Theorem 4.2.5 The most general linear map $f : R^3 → R$ is of the form $x → x·a$, for some vector a in $R^3$.
Proof: Suppose that $f : R^3 → R$ is linear, and let $a = (a_1, a_2, a_3)$, where $a_1 = f (i), a_2 = f (j), a_3 = f (k).$
Then $f (x) = f (x_1i + x_2j + x_3k) = x_1 f (i) + x_2 f (j) + x_3 f (k) = x·a$.
My understanding
The function, f is scalar product and it takes two vectors x and a and changes them into a scalar x? why x again are they different? How did $f(x)$ become $f (x) = f (x_1i + x_2j + x_3k)$?

 

[Mark44]

Theorem 4.2.5 The most general linear map $f : R^3 → R$ is of the form $x → x·a$, for some vector a in $R^3$.
Proof: Suppose that $f : R^3 → R$ is linear, and let $a = (a_1, a_2, a_3)$, where $a_1 = f (i), a_2 = f (j), a_3 = f (k).$
Then $f (x) = f (x_1i + x_2j + x_3k) = x_1 f (i) + x_2 f (j) + x_3 f (k) = x·a$.
My understanding
The function, f is scalar product and it takes two vectors x and a and changes them into a scalar x?

No, f maps a vector $\vec{x}$ to the scalar $\vec{x} \cdot \vec{a}$. The dot (or scalar) product produces a scalar as its output.

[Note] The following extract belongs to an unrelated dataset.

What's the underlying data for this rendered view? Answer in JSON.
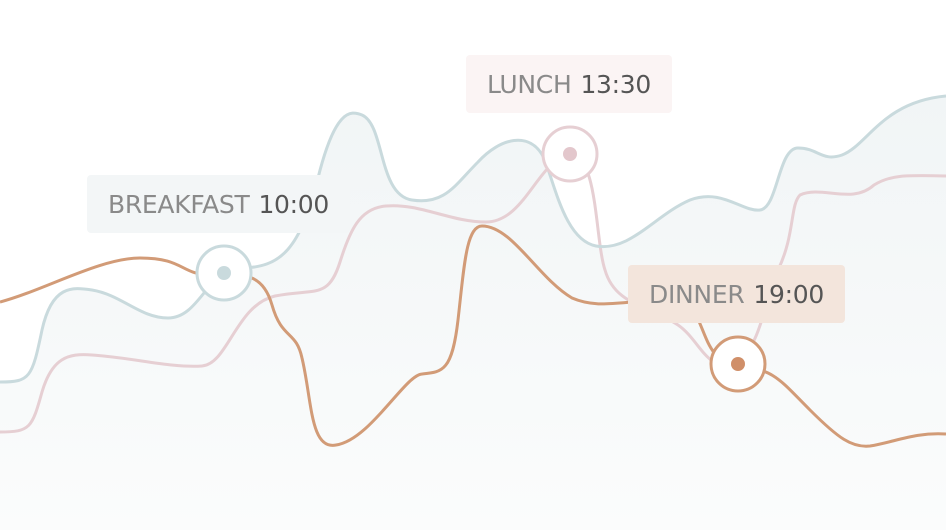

why x again are they different? How did $f(x)$ become $f (x) = f (x_1i + x_2j + x_3k)$?

$f(\vec{i}) = \vec{i} \cdot \vec{a} = a_1$. Similar for $f(\vec{j})$ and $f(\vec{k})$.

 

[WWGD]

I think s/he is making use of some representation theorem for functionals in
$\mathbb R^n$ in which every linear functional can be described as the inner-product by a fixed element.